Common signs and symptoms of restless legs syndrome include: uncomfortable sensations deep within the legs, accompanied by a strong urge to move them. The leg sensations are triggered by rest and get worse at night. The uncomfortable sensations temporarily get better when you move, stretch, or massage your legs and repetitive cramping or jerking of the legs during sleep.
No one knows the exact cause of RLS.
More than 60% of cases of RLS are familial and are inherited in an autosomal dominant fashion with variable penetrance. Pregnancy or hormonal changes may temporarily worsen RLS signs and symptoms whereas RLS sometimes accompanies other conditions, such as: peripheral neuropathy, iron deficiency and kidney failure.
Diagnosis and Treatment
Treatment of restless legs syndrome involves identifying the cause of symptoms when possible. The treatment process is designed to reduce symptoms, including decreasing the number of nights with RLS symptoms, the severity of RLS symptoms and nighttimes awakenings. Improving the quality of life is another goal in treatment. This means improving overall quality of life, decreasing daytime somnolence, and improving the quality of sleep. All of these goals are taken care of through nonpharmacologic and pharmacologic therapies.

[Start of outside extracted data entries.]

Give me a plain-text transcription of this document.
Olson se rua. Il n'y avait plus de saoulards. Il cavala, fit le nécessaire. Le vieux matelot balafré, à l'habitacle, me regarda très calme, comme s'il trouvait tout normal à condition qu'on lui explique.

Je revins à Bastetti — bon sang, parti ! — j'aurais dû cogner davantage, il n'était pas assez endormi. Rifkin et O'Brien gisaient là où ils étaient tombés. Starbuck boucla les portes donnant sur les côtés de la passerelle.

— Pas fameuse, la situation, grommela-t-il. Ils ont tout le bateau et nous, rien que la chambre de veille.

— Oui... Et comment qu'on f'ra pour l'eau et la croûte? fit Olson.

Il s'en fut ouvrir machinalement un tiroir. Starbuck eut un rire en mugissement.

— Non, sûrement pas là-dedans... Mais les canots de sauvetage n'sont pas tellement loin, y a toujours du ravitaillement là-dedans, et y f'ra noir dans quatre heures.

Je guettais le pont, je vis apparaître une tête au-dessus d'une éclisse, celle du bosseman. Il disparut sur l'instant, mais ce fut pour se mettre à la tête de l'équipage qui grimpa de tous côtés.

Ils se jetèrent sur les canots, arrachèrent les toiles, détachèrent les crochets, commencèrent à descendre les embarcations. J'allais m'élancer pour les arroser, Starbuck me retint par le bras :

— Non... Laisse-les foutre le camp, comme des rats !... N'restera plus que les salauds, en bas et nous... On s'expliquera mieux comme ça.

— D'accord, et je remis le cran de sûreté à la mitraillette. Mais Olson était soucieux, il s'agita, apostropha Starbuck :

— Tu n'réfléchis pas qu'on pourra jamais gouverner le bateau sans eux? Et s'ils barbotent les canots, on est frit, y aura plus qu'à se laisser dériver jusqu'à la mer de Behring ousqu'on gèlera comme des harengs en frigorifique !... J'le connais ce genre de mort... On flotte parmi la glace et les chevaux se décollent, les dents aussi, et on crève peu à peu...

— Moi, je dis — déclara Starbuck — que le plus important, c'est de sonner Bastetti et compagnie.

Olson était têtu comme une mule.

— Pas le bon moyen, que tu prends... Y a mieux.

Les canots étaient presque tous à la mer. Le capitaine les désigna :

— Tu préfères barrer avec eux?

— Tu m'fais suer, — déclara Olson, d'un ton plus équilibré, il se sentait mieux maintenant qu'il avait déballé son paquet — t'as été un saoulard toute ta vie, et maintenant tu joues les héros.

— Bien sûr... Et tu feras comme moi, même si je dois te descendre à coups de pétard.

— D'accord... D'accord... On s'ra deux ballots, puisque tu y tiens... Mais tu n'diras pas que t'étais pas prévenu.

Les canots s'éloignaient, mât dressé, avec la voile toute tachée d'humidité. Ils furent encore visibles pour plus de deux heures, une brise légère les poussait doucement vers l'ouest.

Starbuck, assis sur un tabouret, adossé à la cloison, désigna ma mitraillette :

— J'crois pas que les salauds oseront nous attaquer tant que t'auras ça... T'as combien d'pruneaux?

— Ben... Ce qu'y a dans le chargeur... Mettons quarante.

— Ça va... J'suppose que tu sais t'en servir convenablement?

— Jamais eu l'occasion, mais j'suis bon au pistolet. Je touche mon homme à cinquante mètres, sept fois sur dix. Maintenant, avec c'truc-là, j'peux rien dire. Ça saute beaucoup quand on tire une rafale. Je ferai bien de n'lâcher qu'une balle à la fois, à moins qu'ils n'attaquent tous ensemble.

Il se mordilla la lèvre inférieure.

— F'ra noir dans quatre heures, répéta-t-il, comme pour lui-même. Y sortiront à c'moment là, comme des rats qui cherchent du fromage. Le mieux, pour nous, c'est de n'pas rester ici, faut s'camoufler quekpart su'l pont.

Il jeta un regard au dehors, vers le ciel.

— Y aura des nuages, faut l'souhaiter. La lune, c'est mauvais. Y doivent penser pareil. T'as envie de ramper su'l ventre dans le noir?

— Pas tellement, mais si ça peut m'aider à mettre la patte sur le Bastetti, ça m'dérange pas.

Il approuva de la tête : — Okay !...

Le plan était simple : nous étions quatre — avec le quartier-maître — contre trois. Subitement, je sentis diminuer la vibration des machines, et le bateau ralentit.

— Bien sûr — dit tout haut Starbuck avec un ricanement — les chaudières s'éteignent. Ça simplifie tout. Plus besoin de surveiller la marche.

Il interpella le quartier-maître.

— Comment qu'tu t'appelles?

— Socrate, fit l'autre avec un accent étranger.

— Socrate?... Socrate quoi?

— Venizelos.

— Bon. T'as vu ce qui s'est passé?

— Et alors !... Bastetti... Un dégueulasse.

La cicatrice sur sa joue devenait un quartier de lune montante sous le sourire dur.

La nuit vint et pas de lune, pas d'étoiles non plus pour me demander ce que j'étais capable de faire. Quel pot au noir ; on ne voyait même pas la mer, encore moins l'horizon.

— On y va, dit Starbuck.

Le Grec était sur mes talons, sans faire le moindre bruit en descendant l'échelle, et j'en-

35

Pharmacotherapy involves dopamine agonists or gabapentin enacarbil as first line drugs for daily restless legs syndrome and opioids for treatment of resistant cases.
RLS symptoms may gradually worsen with age, though more slowly for those with the idiopathic form of RLS than for patients who also suffer from an associated medical condition. Nevertheless, current therapies can control the disorder, minimizing symptoms and increasing periods of restful sleep.